(yes i am sad because an interesting side project just fell apart due to a lack of CORS headers. And no, proxying isn't an option due to the resource sizes)
💭 I'll explain why I'm ranting about CORS.
💭 But wait, folks are just going to tell me to use a proxy.
💭 It's ok, I'll avoid that by saying a proxy isn't the answer.
HAHA ➡️WRONG⬅️
It's ok, I've got a video coming out later where I claim that URLs are impossible for humans to understand, and that browsers should change how their URL bars work.
I'm sure Twitter will be a much nicer place then.
Hi Jake, have you tried using a proxy? I think it’s the answer to all your problems and it’s clear you haven’t thought of it. I can explain how it works if you want! I know you must not know because you obviously haven’t exhausted that idea yet :)
ugh proxies are a pain in the arse, I made one for my podcast web app for the audio files, so tricky to hook everything up and it still wouldn't work right most of the time.
All I can say is that there is more flex there than might be obvious. But yep, in the end you need some co-operation from the site that hosts the mp3s in this case.
The idea was to build a tool that would help folks sync items in a Google Photos album to a local directory. I use a node script for this, but wicg.github.io/native-file-sy… would bring it to the web.
Unfortunately, although the Google Photos API supports CORS, the image URLs don't.
…
A proxy would be transferring 100s of megabytes, if not gigabytes, which would be a maintenance and cost burden. Also it defeats the point of a project that was about powerful features on the frontend.
Wait ......
..........
Don't you work for Google? Surely you can just Slack the relevant engineer and just get them to add a fucking CORS header???? Or add a new endpoint?!?!?!?!
That project sounds seriously cool.
Haha yeah, I got in contact with them, but they're unsure about it from a security point of view. It might be a misunderstanding of how CORS works, hence
PSA: It's safe to put "Access-Control-Allow-Origin: *" on any response, *unless* that response's data is 'secured' by something other than cookies, basic auth, or TLS client certificates.
Maybe I should actually make a real list of these... Floating in the top 10 would be “I can always assume the user is using a modern browser, and can use new/novel APIs and JS features in the browser often without polyfills or fallbacks.“
I've had an issue open on a bug tracker for years, for a project whose assets are on S3, just for them to adjust the config to enable CORS headers.
Is frustrating.
When people compare web apps to native ones, CORS is rarely in the conversation. Native apps have that over web. I’ve abandoned a side project for the same reason.

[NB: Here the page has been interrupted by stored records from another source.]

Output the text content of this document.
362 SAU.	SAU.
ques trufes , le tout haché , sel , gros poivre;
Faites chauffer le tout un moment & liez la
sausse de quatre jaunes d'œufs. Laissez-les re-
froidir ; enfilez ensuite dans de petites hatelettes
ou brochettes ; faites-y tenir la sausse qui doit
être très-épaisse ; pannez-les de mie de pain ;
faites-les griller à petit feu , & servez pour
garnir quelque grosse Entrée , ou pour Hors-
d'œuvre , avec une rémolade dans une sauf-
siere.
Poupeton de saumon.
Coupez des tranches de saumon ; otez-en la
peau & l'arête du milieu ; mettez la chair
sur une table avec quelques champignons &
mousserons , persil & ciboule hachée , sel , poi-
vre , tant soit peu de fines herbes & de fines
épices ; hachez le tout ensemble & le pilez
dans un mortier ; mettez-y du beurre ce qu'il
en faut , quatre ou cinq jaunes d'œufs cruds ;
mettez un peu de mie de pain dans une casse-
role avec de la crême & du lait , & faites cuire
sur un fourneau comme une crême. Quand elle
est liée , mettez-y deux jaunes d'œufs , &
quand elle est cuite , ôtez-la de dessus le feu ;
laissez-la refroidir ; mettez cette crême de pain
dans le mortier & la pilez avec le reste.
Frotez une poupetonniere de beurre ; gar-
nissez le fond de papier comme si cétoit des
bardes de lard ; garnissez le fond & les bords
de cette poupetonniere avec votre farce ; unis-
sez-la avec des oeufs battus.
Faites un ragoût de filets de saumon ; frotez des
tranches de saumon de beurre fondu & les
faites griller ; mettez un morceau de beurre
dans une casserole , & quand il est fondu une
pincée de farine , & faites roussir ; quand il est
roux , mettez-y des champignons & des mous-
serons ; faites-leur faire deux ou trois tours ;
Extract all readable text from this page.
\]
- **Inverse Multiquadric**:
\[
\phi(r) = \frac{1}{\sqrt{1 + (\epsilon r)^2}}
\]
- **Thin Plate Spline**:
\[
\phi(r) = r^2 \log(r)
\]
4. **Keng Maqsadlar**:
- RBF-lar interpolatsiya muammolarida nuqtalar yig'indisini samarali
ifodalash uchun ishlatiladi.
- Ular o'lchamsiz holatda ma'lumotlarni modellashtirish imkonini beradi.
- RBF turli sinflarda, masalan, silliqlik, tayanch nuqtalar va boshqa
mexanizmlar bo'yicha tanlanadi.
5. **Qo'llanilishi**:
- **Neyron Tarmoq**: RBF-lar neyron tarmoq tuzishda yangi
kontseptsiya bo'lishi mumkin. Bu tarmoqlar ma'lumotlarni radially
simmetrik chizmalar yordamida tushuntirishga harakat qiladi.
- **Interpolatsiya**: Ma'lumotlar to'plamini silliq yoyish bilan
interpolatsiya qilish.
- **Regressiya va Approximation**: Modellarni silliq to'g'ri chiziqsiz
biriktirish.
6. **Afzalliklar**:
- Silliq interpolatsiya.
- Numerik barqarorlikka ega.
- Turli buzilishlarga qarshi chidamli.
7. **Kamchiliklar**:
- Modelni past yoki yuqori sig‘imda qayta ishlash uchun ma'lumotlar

I've had the same problem with github, they don't have CORS headers on their git over https endpoint, which both bitbucket and gitlab does. So just for github I was forced to have a serverside proxy. Just for them. 😕
Same issue with material.money back in the day. Had to add a server just to proxy the currency rates from the European Central Bank. It's frustrating 😕
I personally became a hater of CORS lately!
Any bad intentioned one could proxy requests with two lines of code in node.
Only good people have to waiste their times dealing with it :/
I know there are other (also skipable) reasons, but are they worth it nowadays?! :(
WAF is a layer (works like a proxy) focused in security. WAF mitigate DDoS, Script Injections and put a lot of headers and security enhancements in your requests. CloudFare offer WAF as a service, you can see more in cloudflare.com/learning/ddos/…
You tell proxy isn't an option because the resource sizes. Using WAF, you could proxy big resources, increasing security and including CORS, CSP and any security headers you want. Maybe I'm not understanding your problem clearly.
IK you said no proxying, but have you considered Cloudflare Workers? Large free tier (10m req) then 0.50$ per million req. They have no price on bandwidth so large files are not an issue. CORS example: developers.cloudflare.com/workers/templa…
Bonus: Workers have a similar API to serviceworkers.
Ok I understand. You said as a response to another question that your problem was one of cost and not of technical feasibility so I thought I'll mention an option where the price is minimal for your use case. I agree tho that having CORS in the first place is better than proxying
Annoying for two reasons:
1️⃣ A proxy isn't the answer to the problem I have.
2️⃣ You're not even the first in the thread to suggest Cloudflare workers.
hey Jake! I don't know if you've thought about this, or maybe even know if the technology exists! what you do is set up a server, hit the API from there, then send it to your webapp from your server so cors isn't an issue! it's called "proxying". 😁
resource size/bandwidth can be an issue, though, so good thing that's not a problem in this case. and since you have a server set up for the project anyway, it should be easy enough to implement.